RU-59063 was developed by Roussel Uclaf, the same pharmaceutical company that developed mifepristone (RU-486). Research focused on its potential use in the treatment of androgen-dependent conditions, such as prostate cancer, benign prostatic hyperplasia (BPH), acne, and hirsutism. However, despite promising in vitro and in vivo studies, it did not progress beyond preclinical development. The reasons for its failure to reach market are not fully documented but likely involved a combination of factors including efficacy, safety, market considerations, and the presence of competing drugs already available or in development.

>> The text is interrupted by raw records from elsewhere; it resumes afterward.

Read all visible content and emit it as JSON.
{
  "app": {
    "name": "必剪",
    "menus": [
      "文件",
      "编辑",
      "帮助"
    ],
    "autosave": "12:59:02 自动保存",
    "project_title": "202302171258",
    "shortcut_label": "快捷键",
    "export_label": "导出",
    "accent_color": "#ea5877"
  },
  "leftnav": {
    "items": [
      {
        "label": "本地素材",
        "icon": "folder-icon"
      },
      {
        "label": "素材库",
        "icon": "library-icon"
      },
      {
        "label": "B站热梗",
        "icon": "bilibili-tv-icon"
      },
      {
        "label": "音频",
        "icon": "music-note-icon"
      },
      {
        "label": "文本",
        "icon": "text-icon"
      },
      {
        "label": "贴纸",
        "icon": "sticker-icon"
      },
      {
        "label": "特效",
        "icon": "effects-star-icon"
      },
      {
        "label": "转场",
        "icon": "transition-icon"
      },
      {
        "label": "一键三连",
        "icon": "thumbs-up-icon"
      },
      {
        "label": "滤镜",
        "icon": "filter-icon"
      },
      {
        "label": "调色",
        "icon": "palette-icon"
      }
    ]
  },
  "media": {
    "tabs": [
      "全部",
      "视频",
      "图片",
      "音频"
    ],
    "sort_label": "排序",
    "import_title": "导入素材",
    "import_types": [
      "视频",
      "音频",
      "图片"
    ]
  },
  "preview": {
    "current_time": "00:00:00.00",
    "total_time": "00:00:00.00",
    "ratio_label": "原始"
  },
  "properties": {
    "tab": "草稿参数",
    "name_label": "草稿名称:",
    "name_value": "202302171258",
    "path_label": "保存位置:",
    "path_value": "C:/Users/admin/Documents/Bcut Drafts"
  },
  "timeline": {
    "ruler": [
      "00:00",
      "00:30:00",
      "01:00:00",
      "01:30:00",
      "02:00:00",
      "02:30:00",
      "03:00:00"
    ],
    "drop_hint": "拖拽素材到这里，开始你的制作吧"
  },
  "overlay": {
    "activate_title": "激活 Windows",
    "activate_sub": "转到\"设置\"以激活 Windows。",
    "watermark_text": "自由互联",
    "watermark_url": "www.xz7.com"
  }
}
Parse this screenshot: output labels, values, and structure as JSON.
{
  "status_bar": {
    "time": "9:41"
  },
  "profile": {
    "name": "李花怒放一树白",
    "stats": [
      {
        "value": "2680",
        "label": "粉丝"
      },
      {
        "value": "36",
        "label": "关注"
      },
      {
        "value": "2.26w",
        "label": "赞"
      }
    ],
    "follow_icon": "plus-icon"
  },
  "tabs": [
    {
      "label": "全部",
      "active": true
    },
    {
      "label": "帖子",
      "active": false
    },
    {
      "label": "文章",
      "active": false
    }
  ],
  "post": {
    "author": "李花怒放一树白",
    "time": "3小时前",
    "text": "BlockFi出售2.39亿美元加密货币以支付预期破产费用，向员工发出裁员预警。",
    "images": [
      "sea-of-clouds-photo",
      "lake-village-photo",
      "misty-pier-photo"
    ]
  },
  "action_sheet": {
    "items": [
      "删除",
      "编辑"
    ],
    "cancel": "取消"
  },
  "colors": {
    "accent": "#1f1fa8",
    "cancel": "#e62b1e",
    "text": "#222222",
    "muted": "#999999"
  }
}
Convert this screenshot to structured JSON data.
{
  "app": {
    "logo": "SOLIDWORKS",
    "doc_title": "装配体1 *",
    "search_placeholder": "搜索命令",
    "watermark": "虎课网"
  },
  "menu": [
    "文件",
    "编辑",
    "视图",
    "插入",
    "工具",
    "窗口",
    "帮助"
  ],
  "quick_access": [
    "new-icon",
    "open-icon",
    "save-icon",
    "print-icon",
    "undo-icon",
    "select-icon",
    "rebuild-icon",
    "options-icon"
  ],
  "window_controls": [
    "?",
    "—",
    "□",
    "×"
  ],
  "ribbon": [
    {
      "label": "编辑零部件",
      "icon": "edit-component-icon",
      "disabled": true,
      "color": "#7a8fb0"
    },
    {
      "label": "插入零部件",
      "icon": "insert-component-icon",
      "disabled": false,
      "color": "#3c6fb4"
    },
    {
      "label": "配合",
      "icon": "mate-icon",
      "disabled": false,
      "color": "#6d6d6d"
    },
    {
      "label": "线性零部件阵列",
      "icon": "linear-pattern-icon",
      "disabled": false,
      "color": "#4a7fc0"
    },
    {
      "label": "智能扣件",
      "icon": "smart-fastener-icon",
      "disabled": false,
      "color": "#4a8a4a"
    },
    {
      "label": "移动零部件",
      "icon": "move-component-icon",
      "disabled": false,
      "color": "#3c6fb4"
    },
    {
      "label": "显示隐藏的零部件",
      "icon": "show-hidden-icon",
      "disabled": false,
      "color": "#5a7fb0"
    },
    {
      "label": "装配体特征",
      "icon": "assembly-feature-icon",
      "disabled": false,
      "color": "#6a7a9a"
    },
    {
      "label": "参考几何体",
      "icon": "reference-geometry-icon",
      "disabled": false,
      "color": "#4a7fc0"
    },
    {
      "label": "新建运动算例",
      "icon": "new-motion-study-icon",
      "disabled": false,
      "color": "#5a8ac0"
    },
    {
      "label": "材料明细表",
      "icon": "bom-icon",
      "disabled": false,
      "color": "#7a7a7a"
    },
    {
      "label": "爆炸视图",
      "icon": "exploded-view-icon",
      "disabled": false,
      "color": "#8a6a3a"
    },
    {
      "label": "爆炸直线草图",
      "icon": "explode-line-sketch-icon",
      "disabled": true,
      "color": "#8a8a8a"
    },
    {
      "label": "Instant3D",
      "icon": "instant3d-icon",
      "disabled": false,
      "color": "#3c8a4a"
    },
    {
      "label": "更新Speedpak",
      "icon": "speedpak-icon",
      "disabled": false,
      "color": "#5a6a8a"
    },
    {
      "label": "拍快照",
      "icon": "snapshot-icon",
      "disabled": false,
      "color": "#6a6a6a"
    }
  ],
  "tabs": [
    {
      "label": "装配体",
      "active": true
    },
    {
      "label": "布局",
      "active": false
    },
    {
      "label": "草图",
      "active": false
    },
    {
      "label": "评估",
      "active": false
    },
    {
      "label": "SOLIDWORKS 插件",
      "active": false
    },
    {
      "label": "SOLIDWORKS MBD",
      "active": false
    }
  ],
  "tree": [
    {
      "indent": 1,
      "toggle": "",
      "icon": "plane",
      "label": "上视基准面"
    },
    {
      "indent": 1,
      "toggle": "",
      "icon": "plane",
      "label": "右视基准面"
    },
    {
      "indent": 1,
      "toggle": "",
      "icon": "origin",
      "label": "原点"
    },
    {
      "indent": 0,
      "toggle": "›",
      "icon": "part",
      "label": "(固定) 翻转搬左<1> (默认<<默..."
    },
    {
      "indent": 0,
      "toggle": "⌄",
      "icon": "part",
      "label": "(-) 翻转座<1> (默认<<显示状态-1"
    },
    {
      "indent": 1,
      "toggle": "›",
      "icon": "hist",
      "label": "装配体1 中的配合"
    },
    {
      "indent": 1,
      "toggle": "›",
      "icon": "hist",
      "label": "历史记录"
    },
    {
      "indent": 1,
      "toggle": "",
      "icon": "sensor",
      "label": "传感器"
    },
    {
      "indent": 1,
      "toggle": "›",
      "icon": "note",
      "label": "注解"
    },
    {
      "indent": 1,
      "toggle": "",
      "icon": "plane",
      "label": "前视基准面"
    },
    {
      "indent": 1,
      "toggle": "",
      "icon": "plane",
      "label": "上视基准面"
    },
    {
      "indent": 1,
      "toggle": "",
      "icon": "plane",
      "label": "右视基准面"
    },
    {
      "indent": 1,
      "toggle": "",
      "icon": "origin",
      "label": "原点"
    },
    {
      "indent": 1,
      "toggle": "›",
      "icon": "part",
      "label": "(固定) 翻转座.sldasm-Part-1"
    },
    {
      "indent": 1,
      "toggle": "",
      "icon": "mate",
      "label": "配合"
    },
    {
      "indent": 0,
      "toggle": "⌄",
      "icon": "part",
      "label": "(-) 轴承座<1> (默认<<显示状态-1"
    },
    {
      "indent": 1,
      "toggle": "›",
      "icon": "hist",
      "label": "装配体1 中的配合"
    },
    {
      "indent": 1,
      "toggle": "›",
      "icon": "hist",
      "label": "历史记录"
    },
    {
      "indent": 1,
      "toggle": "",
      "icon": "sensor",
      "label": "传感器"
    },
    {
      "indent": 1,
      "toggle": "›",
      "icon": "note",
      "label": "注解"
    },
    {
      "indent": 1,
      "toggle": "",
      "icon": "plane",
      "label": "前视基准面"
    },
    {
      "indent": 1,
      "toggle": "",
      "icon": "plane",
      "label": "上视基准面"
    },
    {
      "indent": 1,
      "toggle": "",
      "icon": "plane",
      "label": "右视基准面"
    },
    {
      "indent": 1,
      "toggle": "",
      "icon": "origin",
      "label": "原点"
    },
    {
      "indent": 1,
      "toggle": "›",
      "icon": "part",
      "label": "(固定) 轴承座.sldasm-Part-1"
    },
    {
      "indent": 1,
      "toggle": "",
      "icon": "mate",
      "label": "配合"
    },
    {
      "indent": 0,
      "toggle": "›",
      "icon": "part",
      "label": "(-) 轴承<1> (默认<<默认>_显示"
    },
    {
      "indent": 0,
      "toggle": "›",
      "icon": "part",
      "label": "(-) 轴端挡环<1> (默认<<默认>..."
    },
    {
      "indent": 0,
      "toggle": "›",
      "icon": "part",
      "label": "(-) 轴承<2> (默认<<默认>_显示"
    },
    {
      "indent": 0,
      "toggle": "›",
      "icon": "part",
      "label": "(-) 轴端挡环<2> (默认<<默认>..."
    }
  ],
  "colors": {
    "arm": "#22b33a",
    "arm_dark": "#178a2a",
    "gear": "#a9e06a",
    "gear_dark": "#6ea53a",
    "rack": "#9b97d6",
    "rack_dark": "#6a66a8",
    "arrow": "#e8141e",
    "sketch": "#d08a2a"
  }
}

Like other NSAAs, RU-59063 competitively binds to the androgen receptor, preventing androgens from binding and activating it. This mechanism of action allows it to inhibit the growth of androgen-sensitive tissues and cancers. The absence of steroidal structure differentiates it from steroidal antiandrogens, such as cyproterone acetate.
Its chemical structure is C12H6F6N4O3. Further details on its synthesis and specific pharmacological profile are available in scientific literature related to antiandrogens and androgen receptor antagonists published during its development period. Because it was never marketed, information readily available to the general public is limited.